Artificial intelligence may assist physicians in determining which childhood cancer survivors require additional support, according to research published on March 27 by scientists from St. Jude Children's Research Hospital in Communications Medicine.
The study is significant because many effects of childhood cancer and its treatment can last long after the disease is cured, making it difficult for doctors to identify survivors who need targeted care. Much of the information that could inform this process is found in transcripts of conversations and survey responses that are not easily reviewed by clinicians. The integration of AI could help analyze these large amounts of conversational data, potentially improving survivorship care.
Researchers interviewed 30 survivors aged between 8 and 17 years old along with their caregivers. Two human experts analyzed over 800 pieces of information from conversation transcripts to categorize symptoms by severity and impact. The same data was then analyzed using two large language models—ChatGPT and Llama—with four different prompting strategies. Results showed that more complex prompts led to better performance by the AI models compared to simpler approaches.
"About 40%-60% of a clinical encounter is a patient talking to their physician about symptoms and related health experiences," said I-Chan Huang, PhD, corresponding author from the St. Jude Department of Epidemiology & Cancer Control. "We have provided a proof of concept that large language models could help analyze that underutilized conversational data to detect symptom severity and its functional impact and assist physician decision-making to provide better care to survivors." Huang also said, "We found that simple prompts were not effective," but noted that more sophisticated prompting strategies had higher concurrence with human reviewers.

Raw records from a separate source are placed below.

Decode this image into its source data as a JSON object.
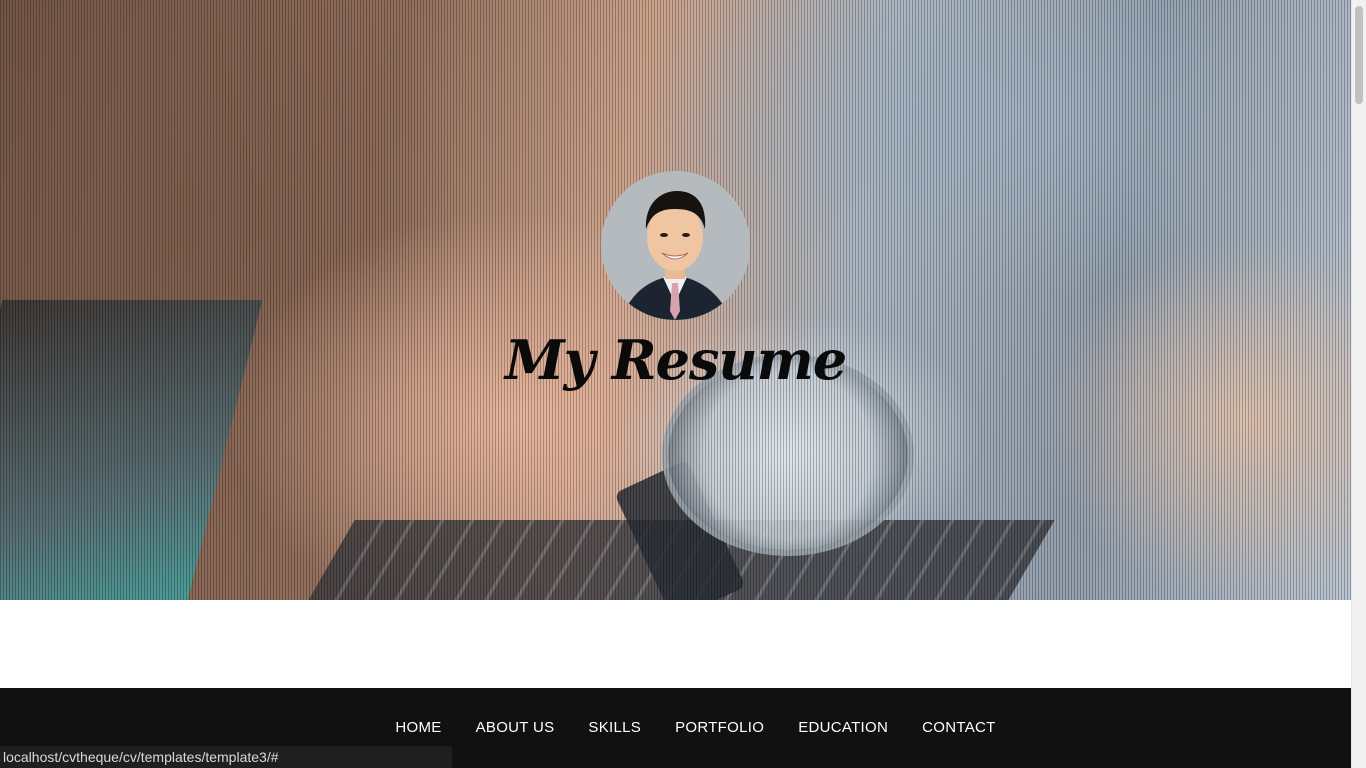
{
  "hero": {
    "title": "My Resume"
  },
  "nav": {
    "items": [
      {
        "label": "HOME"
      },
      {
        "label": "ABOUT US"
      },
      {
        "label": "SKILLS"
      },
      {
        "label": "PORTFOLIO"
      },
      {
        "label": "EDUCATION"
      },
      {
        "label": "CONTACT"
      }
    ]
  },
  "status_bar": {
    "url": "localhost/cvtheque/cv/templates/template3/#"
  },
  "colors": {
    "nav_background": "#111111",
    "nav_text": "#ffffff",
    "title_text": "#0a0a0a"
  }
}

The study highlights chain-of-thought and generated knowledge as effective complex prompting methods for distinguishing physical and cognitive impacts on survivors, though they were less successful at detecting social impacts. While further testing will be needed before clinical use, researchers say these findings offer one of the first concrete examples showing how AI might improve survivorship care.
"These AI-driven approaches provide us with a new way to unlock the complex symptom information hidden in the wealth of patient-physician conversations that currently go unused," Huang said. "By making this information easier to capture and analyze, we can help physicians better identify survivors who need additional support in real time and improve care for this growing population."